Larry: I was completely clueless. But the internet was a new and strange place back then. I just remember that we previously had to get in a car and go to the library to look things up if we didn’t know the answer to something. It could take hours. Then during early development on Curse we were working on the snake puzzle and figuring out all the things to put inside that Guybrush couldn’t quite reach. One of the items was the Jaws of Life. Bill came to us and said, “I don’t know what Jaws of Life looks like,” and we all realized that none of us had ever seen one. Then Jonathan, being the technical wizard that he is, said, “Maybe the internet knows!” He did a preliminary search of all 139 sites on the web and found a photo. And it only took 10 minutes. We were speechless. Also, Jaws of Life aren’t as exciting or dangerous looking as the name suggests.
Twenty-five years is a long time for fans to have uncovered all the game's secrets and picked up on the subtler in-jokes. Still I’ll ask: any Easter eggs that might have been missed?
Larry: I wouldn’t know. Easter eggs tend to be the kinds of things that bored programmers add. I probably couldn’t name more than 1 or 2. But then again, I don’t think I can remember the solutions to half our puzzles after 25 years either, so why are you even interviewing me. Jonathan…?
Jonathan: I don’t think so. I think they’ve all been found.
The game has a somewhat abrupt final act, and the game’s hint book sheds some light on how it came to be that way: we have storyboards of a scrapped cutscene as well as lyrics for a full-fledged song and dance number originally meant to run over the end credits. Can you elaborate in any detail on the material that was cut for budget reasons?

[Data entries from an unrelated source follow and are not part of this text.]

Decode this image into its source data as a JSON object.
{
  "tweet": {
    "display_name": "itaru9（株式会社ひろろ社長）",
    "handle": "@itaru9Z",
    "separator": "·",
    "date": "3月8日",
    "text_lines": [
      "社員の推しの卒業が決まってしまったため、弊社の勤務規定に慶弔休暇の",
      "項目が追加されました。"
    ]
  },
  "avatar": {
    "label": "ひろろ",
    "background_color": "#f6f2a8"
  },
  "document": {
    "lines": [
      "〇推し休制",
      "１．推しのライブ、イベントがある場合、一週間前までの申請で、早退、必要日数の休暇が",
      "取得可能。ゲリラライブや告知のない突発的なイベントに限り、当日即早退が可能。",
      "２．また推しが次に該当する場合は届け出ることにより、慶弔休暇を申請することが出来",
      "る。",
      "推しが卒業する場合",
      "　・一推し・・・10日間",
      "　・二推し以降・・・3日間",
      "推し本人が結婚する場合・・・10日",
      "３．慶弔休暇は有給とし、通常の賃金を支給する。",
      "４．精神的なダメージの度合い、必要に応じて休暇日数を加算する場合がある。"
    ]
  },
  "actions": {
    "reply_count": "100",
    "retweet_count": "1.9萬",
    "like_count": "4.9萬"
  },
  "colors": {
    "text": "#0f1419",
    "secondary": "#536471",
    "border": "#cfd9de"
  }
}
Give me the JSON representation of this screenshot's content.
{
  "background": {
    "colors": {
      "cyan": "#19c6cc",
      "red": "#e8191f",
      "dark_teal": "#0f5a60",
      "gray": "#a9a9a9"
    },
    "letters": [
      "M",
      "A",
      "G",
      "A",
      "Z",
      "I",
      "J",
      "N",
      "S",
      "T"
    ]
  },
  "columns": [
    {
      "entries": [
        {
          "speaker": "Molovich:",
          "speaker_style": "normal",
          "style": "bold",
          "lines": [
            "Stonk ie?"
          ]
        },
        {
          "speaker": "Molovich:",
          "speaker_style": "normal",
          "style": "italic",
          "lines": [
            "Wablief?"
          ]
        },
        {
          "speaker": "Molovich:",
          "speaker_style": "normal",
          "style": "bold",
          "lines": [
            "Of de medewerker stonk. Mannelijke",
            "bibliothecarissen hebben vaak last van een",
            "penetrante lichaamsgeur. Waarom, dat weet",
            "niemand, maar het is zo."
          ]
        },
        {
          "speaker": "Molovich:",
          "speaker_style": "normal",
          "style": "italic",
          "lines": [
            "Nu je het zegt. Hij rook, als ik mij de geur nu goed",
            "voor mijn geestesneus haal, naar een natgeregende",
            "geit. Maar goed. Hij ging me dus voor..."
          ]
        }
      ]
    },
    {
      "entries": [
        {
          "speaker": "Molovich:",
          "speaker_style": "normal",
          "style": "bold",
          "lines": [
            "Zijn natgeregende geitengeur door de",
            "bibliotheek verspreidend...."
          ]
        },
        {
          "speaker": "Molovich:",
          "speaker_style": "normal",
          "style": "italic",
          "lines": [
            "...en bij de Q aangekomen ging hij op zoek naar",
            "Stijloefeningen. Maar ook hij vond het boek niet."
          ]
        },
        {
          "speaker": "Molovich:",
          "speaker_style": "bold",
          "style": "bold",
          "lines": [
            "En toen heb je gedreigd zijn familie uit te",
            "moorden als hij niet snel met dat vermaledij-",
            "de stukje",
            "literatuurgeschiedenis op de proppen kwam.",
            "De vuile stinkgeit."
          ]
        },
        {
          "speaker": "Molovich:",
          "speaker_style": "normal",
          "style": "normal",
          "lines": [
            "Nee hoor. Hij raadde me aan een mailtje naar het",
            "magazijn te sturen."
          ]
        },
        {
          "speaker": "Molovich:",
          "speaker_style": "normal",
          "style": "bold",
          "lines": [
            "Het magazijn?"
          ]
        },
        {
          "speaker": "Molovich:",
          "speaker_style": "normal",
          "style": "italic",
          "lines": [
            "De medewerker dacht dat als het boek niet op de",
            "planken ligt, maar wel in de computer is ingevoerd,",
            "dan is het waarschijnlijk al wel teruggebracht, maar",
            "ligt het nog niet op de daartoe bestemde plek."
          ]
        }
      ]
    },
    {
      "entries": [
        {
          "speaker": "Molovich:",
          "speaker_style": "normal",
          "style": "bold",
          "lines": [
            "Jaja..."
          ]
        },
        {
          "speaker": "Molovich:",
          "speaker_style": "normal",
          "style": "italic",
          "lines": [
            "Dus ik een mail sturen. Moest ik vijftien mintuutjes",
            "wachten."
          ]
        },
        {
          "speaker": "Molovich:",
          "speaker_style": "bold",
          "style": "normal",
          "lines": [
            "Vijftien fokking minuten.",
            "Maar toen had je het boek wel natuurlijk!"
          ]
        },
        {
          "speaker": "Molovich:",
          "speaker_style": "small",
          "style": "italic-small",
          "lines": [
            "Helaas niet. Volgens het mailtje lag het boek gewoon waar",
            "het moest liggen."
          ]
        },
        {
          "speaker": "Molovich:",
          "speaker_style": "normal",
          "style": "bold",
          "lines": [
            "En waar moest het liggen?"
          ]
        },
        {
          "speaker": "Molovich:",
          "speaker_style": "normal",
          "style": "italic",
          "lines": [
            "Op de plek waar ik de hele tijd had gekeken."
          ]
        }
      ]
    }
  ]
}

Jonathan: The Elaine fight scene was really the only scene we didn’t finish. The song was written and ready to record. It’s my fault it’s not in the game. Michael came to me to get me to sing it (I’m a karaoke fiend), and I refused, as I thought it was narcissistic to put myself in the game. I totally regret it now, because the song was great.
Larry: I regret that Jonathan didn’t record the song too, as it would have been narcissistic and given me tons of opportunity to tease him over the last 25 years. The Elaine fight scene was our original plan, but it was going to be a lot of work. In hindsight, we probably should have come up with something in between that and the more abrupt ending we delivered. But at the time we were already a little over our deadline and worried about pushing it too far. Although the money from a Billboard #1 Plank of Love might have made management more likely to forgive any delays.